A forte dependência de fertilizantes importados ainda representa um dos principais pontos de vulnerabilidade do agronegócio brasileiro. Embora o país seja um dos maiores produtores e exportadores de alimentos do mundo, a maior parte dos insumos essenciais para a produção agrícola vem do exterior.
Atualmente, mais de 80% dos fertilizantes utilizados nas lavouras brasileiras são importados. No último ano, o país trouxe de outros mercados cerca de 45,5 milhões de toneladas desses produtos, fundamentais para garantir produtividade e estabilidade nas colheitas.
Na prática, essa dependência expõe o setor às oscilações da economia global. Variações cambiais, conflitos internacionais e mudanças nas políticas comerciais podem impactar diretamente o acesso aos insumos e o custo de produção no campo.

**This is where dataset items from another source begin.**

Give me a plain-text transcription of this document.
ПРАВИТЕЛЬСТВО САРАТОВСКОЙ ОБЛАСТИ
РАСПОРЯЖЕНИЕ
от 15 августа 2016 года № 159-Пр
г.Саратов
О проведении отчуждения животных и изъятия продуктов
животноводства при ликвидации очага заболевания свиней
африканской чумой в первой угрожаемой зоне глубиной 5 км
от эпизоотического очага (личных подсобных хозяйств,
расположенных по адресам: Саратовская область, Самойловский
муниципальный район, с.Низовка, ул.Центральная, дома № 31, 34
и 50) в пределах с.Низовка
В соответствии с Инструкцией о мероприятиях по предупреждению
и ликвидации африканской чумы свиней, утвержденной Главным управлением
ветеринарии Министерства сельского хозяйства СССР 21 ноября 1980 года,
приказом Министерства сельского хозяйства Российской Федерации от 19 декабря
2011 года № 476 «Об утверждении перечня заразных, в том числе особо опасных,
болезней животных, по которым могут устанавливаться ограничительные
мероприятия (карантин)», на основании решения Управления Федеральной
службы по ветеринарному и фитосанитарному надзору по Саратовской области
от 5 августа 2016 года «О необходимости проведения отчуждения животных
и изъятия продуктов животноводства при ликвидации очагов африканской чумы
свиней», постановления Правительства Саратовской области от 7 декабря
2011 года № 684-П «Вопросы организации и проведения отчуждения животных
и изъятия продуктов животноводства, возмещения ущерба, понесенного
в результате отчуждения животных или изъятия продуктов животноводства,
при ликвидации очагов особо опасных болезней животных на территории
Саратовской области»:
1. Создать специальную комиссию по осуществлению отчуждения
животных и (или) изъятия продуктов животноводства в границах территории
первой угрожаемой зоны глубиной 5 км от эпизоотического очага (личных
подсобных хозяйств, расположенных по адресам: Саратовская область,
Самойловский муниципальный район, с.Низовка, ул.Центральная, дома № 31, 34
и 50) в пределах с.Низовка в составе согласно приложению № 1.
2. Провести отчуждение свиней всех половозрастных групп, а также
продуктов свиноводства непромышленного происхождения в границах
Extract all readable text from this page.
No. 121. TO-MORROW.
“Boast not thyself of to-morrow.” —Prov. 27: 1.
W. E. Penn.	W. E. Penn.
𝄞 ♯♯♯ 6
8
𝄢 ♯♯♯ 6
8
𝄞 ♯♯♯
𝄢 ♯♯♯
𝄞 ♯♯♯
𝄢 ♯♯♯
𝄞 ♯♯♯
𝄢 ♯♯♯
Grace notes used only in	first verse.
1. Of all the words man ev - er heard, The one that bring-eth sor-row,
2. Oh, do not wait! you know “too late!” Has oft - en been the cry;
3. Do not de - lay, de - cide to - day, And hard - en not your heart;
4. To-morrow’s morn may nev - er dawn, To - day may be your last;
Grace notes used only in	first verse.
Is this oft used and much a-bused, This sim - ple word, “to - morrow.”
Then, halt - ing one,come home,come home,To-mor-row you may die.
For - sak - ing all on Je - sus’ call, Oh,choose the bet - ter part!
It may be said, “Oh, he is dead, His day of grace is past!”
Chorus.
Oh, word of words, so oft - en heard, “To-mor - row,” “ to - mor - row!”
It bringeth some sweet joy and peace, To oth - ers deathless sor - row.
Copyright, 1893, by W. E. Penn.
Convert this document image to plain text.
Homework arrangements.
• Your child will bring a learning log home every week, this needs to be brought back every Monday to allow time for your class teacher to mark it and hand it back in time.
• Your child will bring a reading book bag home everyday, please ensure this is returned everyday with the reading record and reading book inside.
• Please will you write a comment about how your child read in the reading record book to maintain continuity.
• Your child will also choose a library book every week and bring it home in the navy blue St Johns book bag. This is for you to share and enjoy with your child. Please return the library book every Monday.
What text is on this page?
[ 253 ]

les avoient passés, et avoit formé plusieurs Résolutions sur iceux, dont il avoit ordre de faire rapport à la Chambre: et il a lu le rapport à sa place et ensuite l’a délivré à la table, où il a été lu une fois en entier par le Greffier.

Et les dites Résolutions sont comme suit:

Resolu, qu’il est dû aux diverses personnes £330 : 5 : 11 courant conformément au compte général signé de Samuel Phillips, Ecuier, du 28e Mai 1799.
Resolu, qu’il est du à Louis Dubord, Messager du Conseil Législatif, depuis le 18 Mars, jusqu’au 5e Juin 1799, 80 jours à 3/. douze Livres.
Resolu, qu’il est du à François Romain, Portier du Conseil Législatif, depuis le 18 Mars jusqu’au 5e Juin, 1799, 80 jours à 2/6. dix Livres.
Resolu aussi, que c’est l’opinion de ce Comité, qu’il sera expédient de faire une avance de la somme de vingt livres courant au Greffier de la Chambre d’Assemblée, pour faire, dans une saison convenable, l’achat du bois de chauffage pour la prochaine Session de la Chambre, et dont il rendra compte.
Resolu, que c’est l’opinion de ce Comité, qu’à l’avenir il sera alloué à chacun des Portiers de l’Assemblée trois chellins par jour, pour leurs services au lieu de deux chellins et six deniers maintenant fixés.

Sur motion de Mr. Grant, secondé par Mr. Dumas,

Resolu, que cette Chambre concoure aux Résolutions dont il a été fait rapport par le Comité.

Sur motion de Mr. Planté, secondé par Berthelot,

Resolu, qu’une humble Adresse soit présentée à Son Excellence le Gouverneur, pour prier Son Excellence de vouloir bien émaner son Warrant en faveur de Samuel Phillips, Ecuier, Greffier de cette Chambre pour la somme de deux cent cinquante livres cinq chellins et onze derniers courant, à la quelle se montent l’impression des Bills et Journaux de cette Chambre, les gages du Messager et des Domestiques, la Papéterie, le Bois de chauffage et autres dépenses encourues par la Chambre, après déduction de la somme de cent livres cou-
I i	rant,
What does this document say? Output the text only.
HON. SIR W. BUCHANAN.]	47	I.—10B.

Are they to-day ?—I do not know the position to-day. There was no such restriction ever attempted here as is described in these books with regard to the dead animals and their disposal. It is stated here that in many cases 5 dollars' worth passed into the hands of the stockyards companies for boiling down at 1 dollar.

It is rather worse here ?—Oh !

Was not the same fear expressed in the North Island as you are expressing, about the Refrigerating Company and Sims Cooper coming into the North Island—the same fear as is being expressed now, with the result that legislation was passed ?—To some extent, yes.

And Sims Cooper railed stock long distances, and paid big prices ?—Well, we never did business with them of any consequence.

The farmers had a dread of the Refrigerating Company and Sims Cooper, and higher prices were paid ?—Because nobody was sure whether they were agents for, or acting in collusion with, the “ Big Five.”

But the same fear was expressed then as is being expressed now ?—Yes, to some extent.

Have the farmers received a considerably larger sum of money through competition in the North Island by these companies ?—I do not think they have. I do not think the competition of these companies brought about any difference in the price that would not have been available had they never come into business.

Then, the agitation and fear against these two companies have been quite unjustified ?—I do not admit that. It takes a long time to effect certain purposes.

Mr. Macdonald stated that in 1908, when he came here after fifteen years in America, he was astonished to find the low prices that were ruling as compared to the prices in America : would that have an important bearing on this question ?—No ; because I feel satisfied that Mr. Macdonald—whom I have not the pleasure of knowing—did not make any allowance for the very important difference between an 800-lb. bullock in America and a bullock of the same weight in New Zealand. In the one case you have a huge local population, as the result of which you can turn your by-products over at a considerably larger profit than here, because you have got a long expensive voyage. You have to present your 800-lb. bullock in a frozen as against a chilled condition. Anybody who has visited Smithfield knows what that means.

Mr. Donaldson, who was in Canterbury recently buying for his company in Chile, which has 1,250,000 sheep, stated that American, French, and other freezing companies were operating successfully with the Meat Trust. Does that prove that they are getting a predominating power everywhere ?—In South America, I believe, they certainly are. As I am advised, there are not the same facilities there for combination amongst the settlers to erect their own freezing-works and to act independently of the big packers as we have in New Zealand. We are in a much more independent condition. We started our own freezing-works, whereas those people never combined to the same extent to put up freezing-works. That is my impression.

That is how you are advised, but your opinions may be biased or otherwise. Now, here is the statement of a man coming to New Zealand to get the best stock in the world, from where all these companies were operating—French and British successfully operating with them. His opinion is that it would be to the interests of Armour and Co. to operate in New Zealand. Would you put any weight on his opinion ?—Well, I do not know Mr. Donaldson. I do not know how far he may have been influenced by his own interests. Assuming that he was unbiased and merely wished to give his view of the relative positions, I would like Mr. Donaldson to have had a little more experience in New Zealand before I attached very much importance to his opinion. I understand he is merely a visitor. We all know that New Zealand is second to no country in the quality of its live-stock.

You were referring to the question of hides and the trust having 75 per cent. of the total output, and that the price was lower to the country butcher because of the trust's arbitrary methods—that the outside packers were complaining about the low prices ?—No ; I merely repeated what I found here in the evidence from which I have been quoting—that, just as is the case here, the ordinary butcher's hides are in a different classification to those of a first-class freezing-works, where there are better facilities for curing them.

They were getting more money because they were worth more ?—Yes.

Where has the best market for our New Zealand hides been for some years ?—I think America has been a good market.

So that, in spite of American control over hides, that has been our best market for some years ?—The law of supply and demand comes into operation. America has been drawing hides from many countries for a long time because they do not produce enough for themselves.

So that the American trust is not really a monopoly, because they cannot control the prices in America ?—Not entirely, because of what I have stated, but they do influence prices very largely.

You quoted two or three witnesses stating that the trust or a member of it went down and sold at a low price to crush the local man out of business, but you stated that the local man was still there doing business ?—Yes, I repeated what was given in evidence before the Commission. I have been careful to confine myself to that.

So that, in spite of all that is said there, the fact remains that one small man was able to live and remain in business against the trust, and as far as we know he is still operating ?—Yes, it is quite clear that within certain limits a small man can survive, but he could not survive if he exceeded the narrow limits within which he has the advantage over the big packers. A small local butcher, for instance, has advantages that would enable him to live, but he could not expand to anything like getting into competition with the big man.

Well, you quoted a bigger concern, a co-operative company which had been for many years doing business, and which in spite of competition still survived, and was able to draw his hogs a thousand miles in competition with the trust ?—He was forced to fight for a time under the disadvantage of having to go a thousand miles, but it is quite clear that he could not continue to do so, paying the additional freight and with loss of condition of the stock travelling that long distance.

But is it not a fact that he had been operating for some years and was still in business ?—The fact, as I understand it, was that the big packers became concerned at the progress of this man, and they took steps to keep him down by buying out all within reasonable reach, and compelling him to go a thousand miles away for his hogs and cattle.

Entre os principais fornecedores do Brasil estão China e Rússia, responsáveis por parcela significativa das exportações de fertilizantes para o país. Esses produtos incluem nutrientes essenciais como nitrogênio, fósforo e potássio, conhecidos como NPK, indispensáveis para o desenvolvimento das lavouras.

A dependência externa também torna o setor sensível a tensões geopolíticas. Conflitos em regiões estratégicas, como no Oriente Médio ou no Leste Europeu, podem gerar restrições logísticas, aumento de preços e dificuldades no abastecimento de fertilizantes.
Para reduzir esse cenário de vulnerabilidade, o governo brasileiro estruturou um plano nacional voltado à ampliação da produção interna de fertilizantes. A meta é diminuir a dependência de importações nas próximas décadas, ampliando a capacidade produtiva do país até 2050.
Hoje, cerca de 60 empresas atuam na produção nacional desses insumos, mas ainda atendem apenas cerca de 15% da demanda interna. Esse desequilíbrio reforça a necessidade de investimentos em tecnologia, mineração de nutrientes e desenvolvimento industrial.
Além das iniciativas governamentais, pesquisas conduzidas por instituições e produtores buscam alternativas para ampliar a autonomia do país. O desenvolvimento de novos fertilizantes e o uso mais eficiente dos nutrientes são apontados como caminhos para fortalecer a segurança alimentar e a competitividade do agronegócio brasileiro.